Da questa intervista abbiamo capito che i bambini sono perfettamente in grado di spiegarcelo da soli. Mamme se volete sapere perché è importante il nuoto per la crescita di un bambino, leggete questa intervista e capirete. Si può essere molto maturi anche a 12 anni, questa l’età di Claudio, se è la piscina a fare da tata, se acqua e cloro sono gli elementi più intimi e familiari a cui confidiamo un brutto voto a scuola o una lite con i genitori o una baruffa con i nostri compagni di classe. Cosa pensano i pulcini del nuoto, quelli che a 12 anni ad un occhio “non acquatico” sembrerebbero troppo piccoli, mentre è stupefacente constatare il contrario, almeno per Claudio giovane promessa del nuoto che è cresciuto nuotando nel nostro Club sin da quando era un “pulcino”. Masters_Hub_Eating_.jpeg-300x160 Perché il nuoto è formativo? Lo abbiamo chiesto a un nostro allievo di Scuola Nuoto

Allievo: Claudio – (nome di fantasia, n.d.r.);

età: 12 anni;

stile di nuoto preferito: delfino;

atleta a cui ti ispiri: Micheal Phelps. – Non vi aspettereste che sia proprio un bambino di 12 anni, piccolo nuotatore, a nominarvi Phelps, l’ex nuotatore statunitense, considerato il più grande nuotatore di tutti i tempi che con questa generazione tutta social e influencer c’entra poco!

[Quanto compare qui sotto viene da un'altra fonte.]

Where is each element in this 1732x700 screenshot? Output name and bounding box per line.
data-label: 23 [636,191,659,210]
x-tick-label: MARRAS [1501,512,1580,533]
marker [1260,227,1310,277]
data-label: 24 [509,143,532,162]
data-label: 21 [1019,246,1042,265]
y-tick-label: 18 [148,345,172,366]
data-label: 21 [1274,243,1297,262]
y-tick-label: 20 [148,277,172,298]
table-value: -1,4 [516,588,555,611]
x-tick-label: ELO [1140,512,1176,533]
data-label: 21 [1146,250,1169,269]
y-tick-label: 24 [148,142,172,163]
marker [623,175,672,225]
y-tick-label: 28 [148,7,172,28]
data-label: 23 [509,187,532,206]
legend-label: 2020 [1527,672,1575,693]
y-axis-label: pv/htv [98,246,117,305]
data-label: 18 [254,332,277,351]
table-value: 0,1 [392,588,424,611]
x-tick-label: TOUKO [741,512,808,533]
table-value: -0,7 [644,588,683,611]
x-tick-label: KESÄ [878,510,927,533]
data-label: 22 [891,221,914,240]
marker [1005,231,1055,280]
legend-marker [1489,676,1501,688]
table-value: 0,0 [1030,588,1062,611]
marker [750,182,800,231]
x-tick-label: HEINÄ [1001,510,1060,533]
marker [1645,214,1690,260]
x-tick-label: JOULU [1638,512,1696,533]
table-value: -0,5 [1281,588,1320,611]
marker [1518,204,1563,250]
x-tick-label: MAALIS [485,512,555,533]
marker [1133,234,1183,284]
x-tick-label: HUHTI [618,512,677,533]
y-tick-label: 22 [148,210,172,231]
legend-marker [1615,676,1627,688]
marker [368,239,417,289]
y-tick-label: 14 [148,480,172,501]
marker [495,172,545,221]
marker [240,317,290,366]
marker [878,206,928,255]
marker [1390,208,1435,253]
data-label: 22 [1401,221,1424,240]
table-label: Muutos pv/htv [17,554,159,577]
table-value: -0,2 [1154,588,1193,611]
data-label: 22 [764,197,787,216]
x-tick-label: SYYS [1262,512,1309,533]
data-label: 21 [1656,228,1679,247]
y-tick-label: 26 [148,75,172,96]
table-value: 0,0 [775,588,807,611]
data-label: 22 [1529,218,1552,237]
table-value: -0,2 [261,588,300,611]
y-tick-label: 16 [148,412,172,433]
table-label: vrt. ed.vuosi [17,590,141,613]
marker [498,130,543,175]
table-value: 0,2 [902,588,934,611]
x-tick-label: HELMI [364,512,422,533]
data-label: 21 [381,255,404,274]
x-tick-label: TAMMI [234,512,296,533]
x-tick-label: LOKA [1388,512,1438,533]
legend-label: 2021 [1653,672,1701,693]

Cos’è per te il nuoto? È molto di più di uno sfogo, molto di più di un gioco. E’ una scuola di vita senza il brutto della scuola, aggiungo, matura anche il tuo approccio alla vita. Ma è anche una forma di evasione dai pensieri della giornata. Se non vado a nuoto per 4 giorni mi sembra un’eternità: è una valvola di sfogo, sia per quando sono arrabbiato, sia per quando ho tanta energia che ho bisogno di scaricare…perchè proprio non riesco a non fare niente.”

Evviva la sincerità propria dei campioni e dei bambini! Probabilmente per quanto ne sappiamo, è proprio così che si diventa un Mr Phelps!